As for the respondent, they reiterate that the American Rule’s presumption against fee shifting could only be overcome by “specific and explicit provisions for the allowance of attorneys’ fees” and it is “particularly unusual” to have a statute that could result in attorney fees being paid out to the losing party.  See Brief for Respondent p.11-12.  They also harp on the fact that for the past 170 years, since the predecessor of §145 was first enacted, no court had ever awarded attorney’s fees to the PTO as part of the “expenses” of the proceeding.  Id. p.3.

What’s Really at Stake?

As things stand today, the government’s worry over subsidizing §145 litigation seems overblown.  As the en banc majority was quick to point out, §145 proceedings are exceedingly rare, with only a handful being filed every year.  Based on this, the Federal Circuit estimated the total cost of PTO attorney fees for §145 litigation to be around ~$1 million per year, which could be recovered by charging about ~$1.60 more to file each new patent application. See Nantkwest at 1196.  Given that large corporations pay upwards of $1700 in fees to simply file a new application (and total costs easily run into five-figures once attorney time is added), the added cost of “subsidizing” §145 litigation would be negligible.

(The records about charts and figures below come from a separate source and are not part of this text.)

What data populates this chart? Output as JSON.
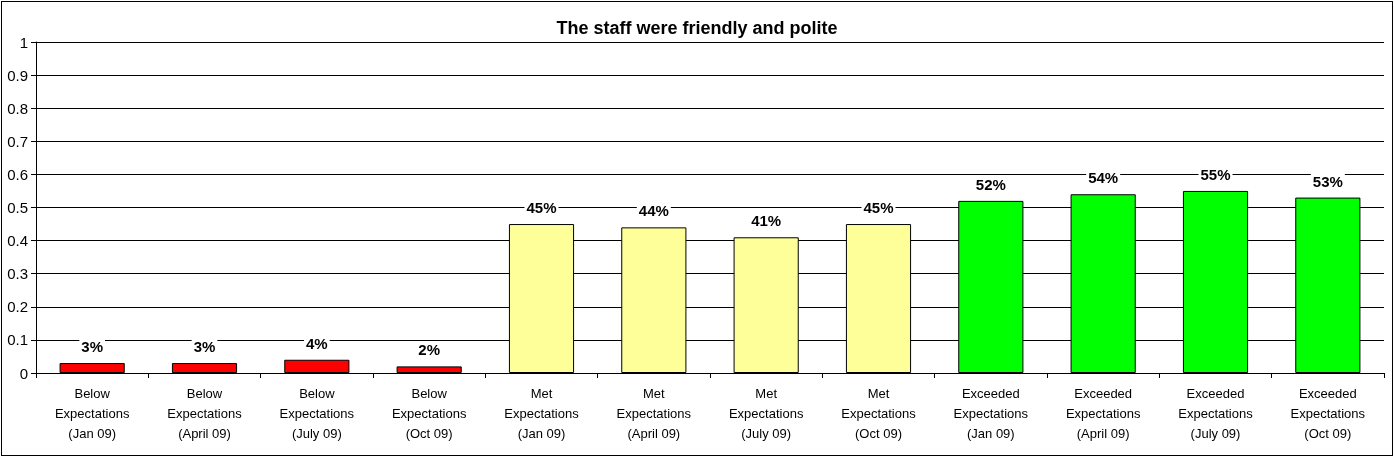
{
  "chart_data": {
    "type": "bar",
    "title": "The staff were friendly and polite",
    "categories": [
      "Below\nExpectations\n(Jan 09)",
      "Below\nExpectations\n(April 09)",
      "Below\nExpectations\n(July 09)",
      "Below\nExpectations\n(Oct 09)",
      "Met\nExpectations\n(Jan 09)",
      "Met\nExpectations\n(April 09)",
      "Met\nExpectations\n(July 09)",
      "Met\nExpectations\n(Oct 09)",
      "Exceeded\nExpectations\n(Jan 09)",
      "Exceeded\nExpectations\n(April 09)",
      "Exceeded\nExpectations\n(July 09)",
      "Exceeded\nExpectations\n(Oct 09)"
    ],
    "values": [
      0.03,
      0.03,
      0.04,
      0.02,
      0.45,
      0.44,
      0.41,
      0.45,
      0.52,
      0.54,
      0.55,
      0.53
    ],
    "value_labels": [
      "3%",
      "3%",
      "4%",
      "2%",
      "45%",
      "44%",
      "41%",
      "45%",
      "52%",
      "54%",
      "55%",
      "53%"
    ],
    "colors": [
      "#ff0000",
      "#ff0000",
      "#ff0000",
      "#ff0000",
      "#ffff99",
      "#ffff99",
      "#ffff99",
      "#ffff99",
      "#00ff00",
      "#00ff00",
      "#00ff00",
      "#00ff00"
    ],
    "ylim": [
      0,
      1
    ],
    "yticks": [
      0,
      0.1,
      0.2,
      0.3,
      0.4,
      0.5,
      0.6,
      0.7,
      0.8,
      0.9,
      1
    ],
    "grid": "y"
  }
}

The real concern is probably best expressed by the government’s contention that “proceedings under Sections 145 and 1071(b) have grown increasingly expensive, and the single largest expense to the USPTO is often the time that agency employees must devote to those matters.”  Brief for Petitioner p.7.  First, the government is concerned that even if costs are manageable right now, they could escalate in the future.  Second, there is an obvious conflict between the interpretation of “all the expenses” under §145 of the Patent Act, and the trademark equivalent under §1071(b) of the Lanham Act.  Even though the issue has not yet been put to the court, there is a looming concern that an unfavorable interpretation of the phrase “all the expenses of the proceeding” could extend to the Lanham Act as well.  It’s unclear how much weight the Supreme Court will give to these policy considerations, but the danger for the government is a slippery slope towards increased costs for the PTO as a whole and less ability to hold down fees in the future.